Parmi les sites examinés figure celui de Murujuga, une région isolée où se trouvent, selon les estimations, près d'un million de pétroglyphes, des gravures qui pourraient remonter à 50 000 ans, faisant de ce lieu l'un des plus importants au monde en matière d'art rupestre.
Raelene Cooper, gardienne traditionnelle de Murujuga, lutte depuis plusieurs années pour préserver ce lieu sacré de la culture aborigène, menacé directement par l'exploitation minière. "Regardez", alerte-t-elle en montrant des vidéos de sa région où de vastes installations industrielles surgissent au milieu de la terre rouge. "Vous voyez l'ampleur de ce chantier ?"

Des sites sacrés menacés

"Nos ancêtres nous ont laissé ces gravures pour que nous maintenions notre culture à travers ces sites sacrés. Là, à cet endroit, j'emmenais les anciens régulièrement", précise son fils Mark Clifton, en désignant sur une photo une zone désormais recouverte de constructions industrielles. La région du Pilbara, riche en ressources naturelles, suscite depuis des décennies l'intérêt des géants miniers. Du minerai de fer est notamment exporté via le port de Dampier, à l'entrée de la péninsule. La ville de Karratha, non loin de là, abrite une usine de gaz naturel liquéfié. L'entreprise australienne Woodside Energy exploite notamment North West Shelf, un complexe industriel comprenant des plateformes offshore, des pipelines sous-marins et des installations de transformation des hydrocarbures.

La présence de ces groupes miniers a déjà causé des dégâts, soulignent des associations environnementales et autochtones. Benjamin Smith, professeur d'archéologie à l'université d'Australie-Occidentale et spécialiste d'art rupestre, a observé des dommages.
"Des oxydes d'azote et des oxydes de soufre sont émis par l'industrie, attaquent le manganèse et créent des centaines de trous à la surface. Cela provoque la dégradation des surfaces d'art rupestre", explique-t-il à l'AFP.
Woodside Energy assure, pour sa part, avoir "pris des mesures proactives depuis de nombreuses années – y compris des réductions d'émissions, le partage de données et un soutien continu au programme de monitoring d'art rupestre de Murujuga – pour s'assurer que nous gérons nos impacts de manière responsable."

Fermeture reportée

Cependant, fin mai, le gouvernement australien a donné son feu vert, sous conditions, à la prolongation jusqu'en 2070 de l'exploitation du site, dont la fermeture était initialement prévue pour 2030.
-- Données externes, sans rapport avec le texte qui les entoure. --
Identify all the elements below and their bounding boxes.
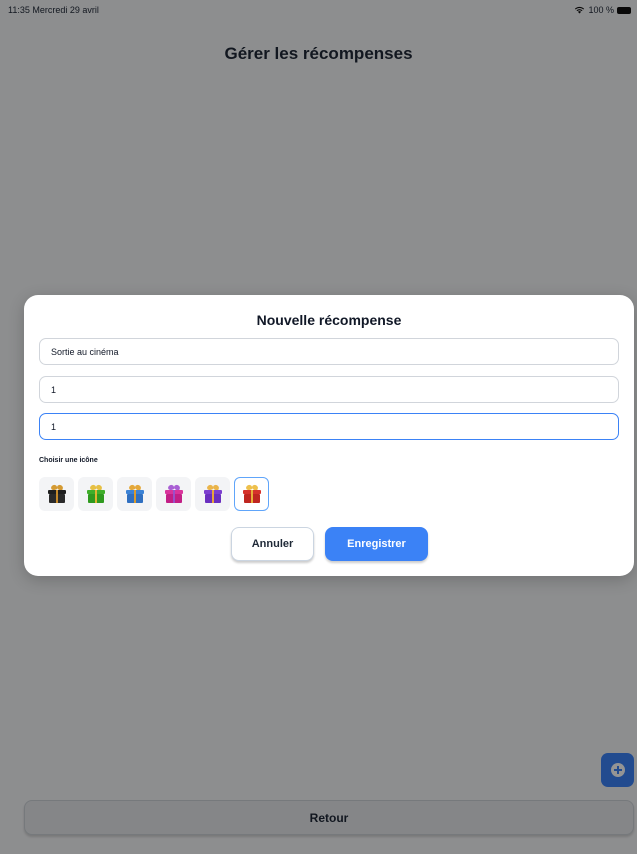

Se sentant ignorée par Canberra, la petite délégation menée par Raelene Cooper est venue demander que l'Unesco impose un moratoire sur tout nouveau dommage comme condition à l'inscription au patrimoine mondial de l'humanité du site de Murujuga.

Action en justice

"Nous ne nous opposons pas au classement au patrimoine mondial de l'humanité", précise Raelene Cooper, qui a par ailleurs engagé une action en justice contre le ministre australien de l'Environnement. "Cependant, il doit y avoir, au plus haut niveau, des garanties et des mesures de préservation."

Face à eux, le gouvernement australien a également dépêché une délégation, comprenant des membres de la communauté aborigène locale, signe de la complexité du dossier. "L'inscription au patrimoine mondial renforcerait les protections déjà importantes mises en place pour préserver ce site d'une importance capitale", affirme-t-il dans une déclaration transmise à l'AFP. "Cette nomination a été préparée en partenariat avec les propriétaires et gardiens traditionnels de la Corporation aborigène de Murujuga ainsi qu'avec le gouvernement d'Australie-Occidentale", souligne-t-il.

État d'urgence

L'Icomos, ONG spécialisée partenaire de l'Unesco, juge "urgent" pour l'État australien de "veiller à l'élimination totale des émissions acides néfastes qui affectent actuellement les pétroglyphes (...) afin de préserver durablement l'intégrité du bien", selon un rapport consulté par l'AFP.

"Si le gouvernement national ne peut pas s'occuper de ce site lorsqu'il n'est pas inscrit au patrimoine mondial de l'humanité, je ne vois pas en quoi son inscription fera une différence", conclut Benjamin Smith.